In general it is a good idea to check summary stats before doing fancier models. For example look at the fractions by education, maybe do some statistics like you should have done in Q1 of exam.did
table(Household_Pulse_data$vaxx,Household_Pulse_data$EEDUC)
(although kable package could do nicer, if you want to play)
Note that R is quite tolerant of using a factor as dependent variable, although you should be paranoid about how it chooses the ordering. In this case, the ordering works out, but in general you should check things like summary(Household_Pulse_data$vaxx) vs summary(as.numeric(Household_Pulse_data$vaxx)). You could also create vaxx_factor <- as.factor(Household_Pulse_data$vaxx) – check how it assigns levels(vaxx_factor). You could set those, for example, levels(vaxx_factor) <- c("no","yes") or whatever else. (You could even, if you were diabolical, set levels to be – yes in that order!, but then don’t come crying to me when skynet targets you for a nuke.) Of course you wouldn’t do that, but you might have created a variable, ’notvaxxed <-` that would have opposite ordering.c(1,0)
Seriously, though, R can be weirdly tolerant. For example you could run glm(RECVDVACC ~ EEDUC,family = binomial) and it would happily chug along without throwing any errors – even though RECVDVACC has THREE levels and doesn’t really fit with binomial. I know, I know, there are a thousand other things where R fetches an error for the tiniest thing but with these big problems it just trots along, whatever you say boss. So that’s one rationale to call as.numeric to make sure that what you think is 0 and 1 is, actually, what R thinks is 0 and 1.
As usual when you do your analysis you might want to subset, for example,
pick_use1 <- (Household_Pulse_data$REGION == "Northeast") # just for example!
dat_use1 <- subset(Household_Pulse_data, pick_use1)
# and to be finicky, might want to use this for factors after subsetting in case some get lost
dat_use1$RECVDVACC <- droplevels(dat_use1$RECVDVACC)
So start from this baseline model and launch ahead,
model_logit1 <- glm(vaxx ~ TBIRTH_YEAR + EEDUC + MS + RRACE + RHISPANIC + GENID_DESCRIBE,
family = binomial, data = dat_use1)
summary(model_logit1)
Note that they give data on age as “TBIRTH_YEAR” so if you put that into a regression, the coefficient sign swaps from what we usually think of, if we had AGE in the regression. Could define AGE <- 2021 - TBIRTH_YEAR. A regression, Y ~ AGE might have a positive coefficient on Age, that as person gets older Y tends to increase. It would then have a negative coefficient on TBIRTH_YEAR, that as person’s birth year goes up (therefore they are younger) then Y tends to decrease.
What other X variables might you add? Maybe some interactions? LOTS OF INTERACTIONS? What other subsets?

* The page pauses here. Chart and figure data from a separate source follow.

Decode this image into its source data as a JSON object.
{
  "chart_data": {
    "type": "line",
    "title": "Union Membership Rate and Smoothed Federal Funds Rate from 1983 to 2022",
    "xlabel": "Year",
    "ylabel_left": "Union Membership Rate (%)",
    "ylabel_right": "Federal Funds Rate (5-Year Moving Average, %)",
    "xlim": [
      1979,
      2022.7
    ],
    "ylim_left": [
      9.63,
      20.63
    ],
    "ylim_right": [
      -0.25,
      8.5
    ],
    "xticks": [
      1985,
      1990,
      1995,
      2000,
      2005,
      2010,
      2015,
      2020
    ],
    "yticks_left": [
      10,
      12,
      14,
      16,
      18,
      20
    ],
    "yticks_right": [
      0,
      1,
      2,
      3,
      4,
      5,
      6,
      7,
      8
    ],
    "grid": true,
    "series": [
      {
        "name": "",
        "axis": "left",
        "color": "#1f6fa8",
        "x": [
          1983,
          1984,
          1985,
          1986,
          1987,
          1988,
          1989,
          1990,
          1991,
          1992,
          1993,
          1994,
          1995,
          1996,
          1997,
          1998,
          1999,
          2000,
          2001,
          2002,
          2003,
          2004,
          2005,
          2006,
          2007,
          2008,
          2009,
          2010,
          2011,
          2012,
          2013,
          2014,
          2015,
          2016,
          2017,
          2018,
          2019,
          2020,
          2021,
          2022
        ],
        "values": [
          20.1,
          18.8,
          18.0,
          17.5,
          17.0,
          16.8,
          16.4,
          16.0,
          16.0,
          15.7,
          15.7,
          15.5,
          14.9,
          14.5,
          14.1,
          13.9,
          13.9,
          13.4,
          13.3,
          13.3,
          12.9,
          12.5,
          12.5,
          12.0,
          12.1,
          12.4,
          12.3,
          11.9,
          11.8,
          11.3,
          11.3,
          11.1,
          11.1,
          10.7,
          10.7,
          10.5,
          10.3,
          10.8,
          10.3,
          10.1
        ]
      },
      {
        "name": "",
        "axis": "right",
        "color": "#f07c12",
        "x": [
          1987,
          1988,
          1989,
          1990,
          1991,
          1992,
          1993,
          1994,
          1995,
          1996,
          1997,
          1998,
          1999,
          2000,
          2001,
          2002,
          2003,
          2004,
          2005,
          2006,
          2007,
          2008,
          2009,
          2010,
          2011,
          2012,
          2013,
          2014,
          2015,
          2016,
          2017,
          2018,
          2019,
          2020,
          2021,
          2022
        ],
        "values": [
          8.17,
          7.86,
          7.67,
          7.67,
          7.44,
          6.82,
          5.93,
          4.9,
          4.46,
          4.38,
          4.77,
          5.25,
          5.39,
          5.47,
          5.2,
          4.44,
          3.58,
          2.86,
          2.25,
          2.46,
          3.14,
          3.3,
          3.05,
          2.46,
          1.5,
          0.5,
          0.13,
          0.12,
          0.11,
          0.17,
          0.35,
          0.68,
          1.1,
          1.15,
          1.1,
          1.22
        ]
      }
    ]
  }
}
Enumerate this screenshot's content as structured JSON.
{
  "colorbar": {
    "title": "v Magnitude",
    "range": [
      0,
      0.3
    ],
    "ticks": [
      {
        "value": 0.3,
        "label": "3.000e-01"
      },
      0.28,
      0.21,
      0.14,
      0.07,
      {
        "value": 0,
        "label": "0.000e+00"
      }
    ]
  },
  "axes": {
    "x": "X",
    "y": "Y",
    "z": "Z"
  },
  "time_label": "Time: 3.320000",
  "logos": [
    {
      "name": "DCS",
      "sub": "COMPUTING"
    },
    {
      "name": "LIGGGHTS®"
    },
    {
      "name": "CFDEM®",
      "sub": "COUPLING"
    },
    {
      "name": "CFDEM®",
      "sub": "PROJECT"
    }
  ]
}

What changes about results with different subsets?
For homework, I will ask for predicted values so you can start to figure out how to get those.
Do the X variables have the expected signs and patterns of significance? Explain if there is a plausible causal link from X variables to Y and not the reverse. Explain your results, giving details about the estimation, some predicted values, and providing any relevant graphics. Impress.
Also estimate a probit model (details in Lecture Notes) and OLS, with the same X and Y variables. Compare the results, such as coefficients and predicted values. If you’re eager, try to split the sample into training and test data, then compare which model predicts better in the sample that it hasn’t seen yet.
Impotent Note: Write up the results of your work in Lab 6. Explain each step. Impress me. Include some predicted values, to best explain some of your interaction effects.